While the Bears continue mapping out their strategy on rebuilding their defense, the two-week NFL window between the end of the Scouting Combine and the start of free agency saw them bring back a pair of their own offensive free agents.
Both starting center Roberto Garza and backup tight end Dante Rosario signed one-year contracts on Thursday. Garza was the more significant move, as the soon-to-be 35-year-old was the anchor, and lone returnee on a starting offensive line that made a huge improvement from the 2012 unit. Working with four new linemates, the Bears tied for fourth-lowest in the NFL by allowing just 30 sacks, with an assist from Marc Trestman's quick-hitting offense. General manager Phil Emery recently cited how the number of quarterback hits, sacks and knockdowns attributed to Garza went from 11 in 2012 to just five this past season.
The 13-year veteran has started all but 30 games over his career, the first four in Atlanta, the last nine in Chicago, where he's been a captain the past two years and taken over at center the last three, moving from guard.

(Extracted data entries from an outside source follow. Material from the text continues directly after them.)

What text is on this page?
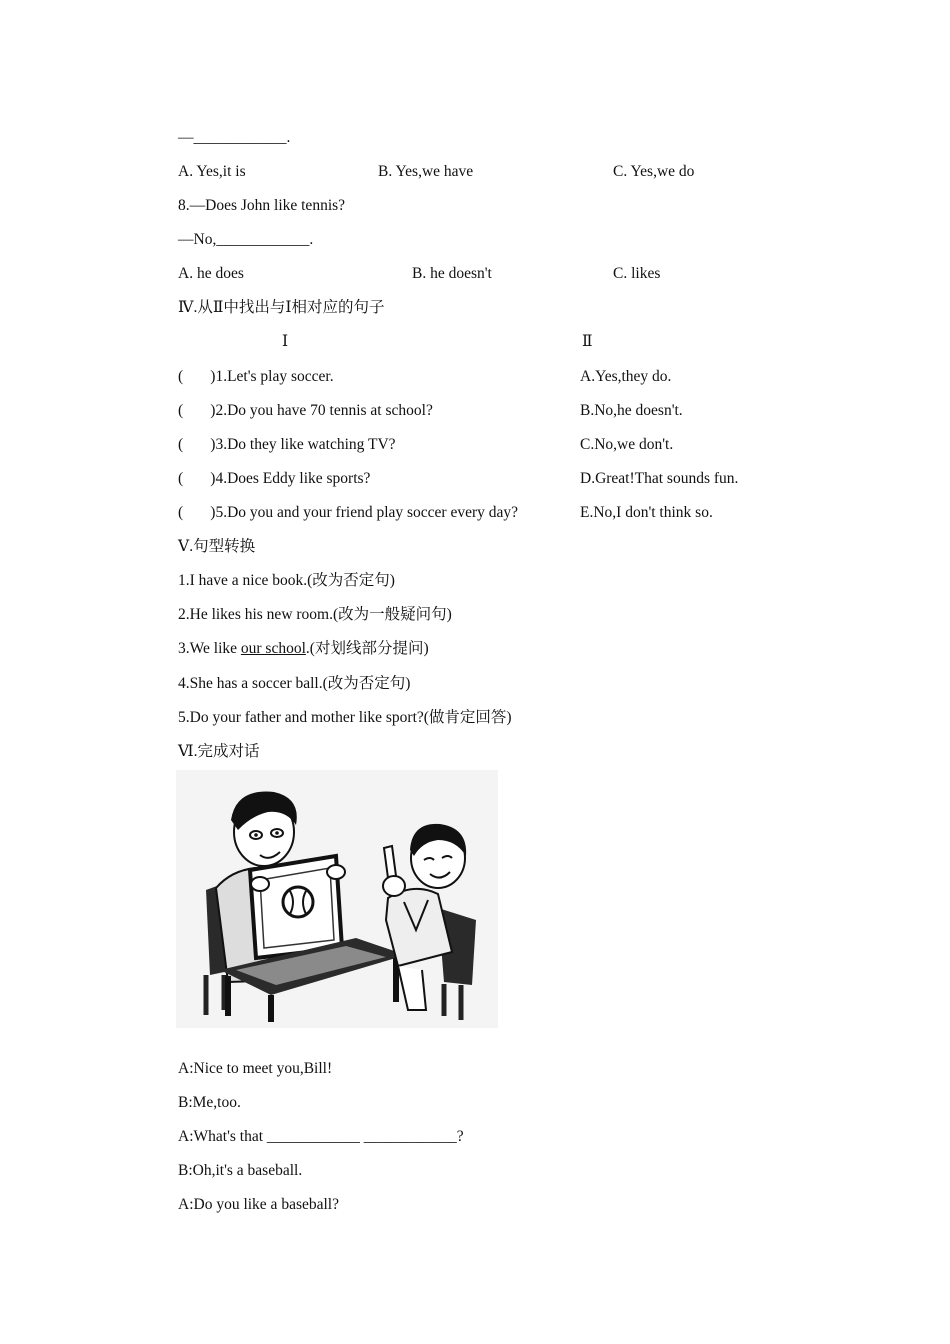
—____________.
A. Yes,it is	B. Yes,we have	C. Yes,we do
8.—Does John like tennis?
—No,____________.
A. he does	B. he doesn't	C. likes
Ⅳ.从Ⅱ中找出与Ⅰ相对应的句子
Ⅰ	Ⅱ
(       )1.Let's play soccer.	A.Yes,they do.
(       )2.Do you have 70 tennis at school?	B.No,he doesn't.
(       )3.Do they like watching TV?	C.No,we don't.
(       )4.Does Eddy like sports?	D.Great!That sounds fun.
(       )5.Do you and your friend play soccer every day?	E.No,I don't think so.
Ⅴ.句型转换
1.I have a nice book.(改为否定句)
2.He likes his new room.(改为一般疑问句)
3.We like our school.(对划线部分提问)
4.She has a soccer ball.(改为否定句)
5.Do your father and mother like sport?(做肯定回答)
Ⅵ.完成对话
A:Nice to meet you,Bill!
B:Me,too.
A:What's that ____________ ____________?
B:Oh,it's a baseball.
A:Do you like a baseball?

Garza had just completed a three-year contract worth just over $9 million. In order to remain with the Bears, he agreed to a salary about half the average in his previous deal. The NFL North rival Detroit Lions recently re-signed their own 35-year-old center, Dominic Raiola, to a similar one-year, $1.5 million deal.
"I'm excited to keep playing, and playing for a great franchise and city," said Garza, who wants to continue assessing his future year to year. "Everybody knows that I wanted to stay here. With the guys I'm playing with, everything is coming together. I feel it's a great opportunity to build on what we started last year.
"Everybody's coming back and we're going to be in the same system a second year. We did some good things last year, but there's a lot of stuff we have to build on and correct and do better. It's going to be fun to watch the film from last year and get better at things that are going to make us a better football team."
Trestman's offense broke multiple single-season franchise records, and wound up second for most points scored by a Bears team, to the 1985 Super Bowl champions.
"Roberto is an outstanding player and person," Trestman said. "He is as hard-working a player we have and an unselfish leader. He is tremendously important in our preparation by quarterbacking the offensive line both in run and pass protection. He anchors everything we do up front and we're thrilled to have him back."
When the Bears couldn't find an adequate blocking specialist to back up Martellus Bennett at tight end during the preseason, Emery sent a seventh-round pick to Dallas for the 29-year-old Rosario, who started three of the 15 games he played in, catching one pass for 13 yards. While the coaching staff was impressed by the physical tools of the undrafted Fendi Onobun by keeping him on the practice squad, the feeling around Halas Hall is Onobun still needs to more greatly devote himself to football around the clock.
These re-signings still should not rule out the possibility that the Bears make a move in the draft for more depth at the two positions, if enough of their defensive needs are addressed through free agency and the draft. It also leaves quarterback Josh McCown and backup lineman Eben Britton as their only remaining offensive free agents. While there's a clear desire to re-sign McCown, they're unable to do so before the day free agency begins on March 11.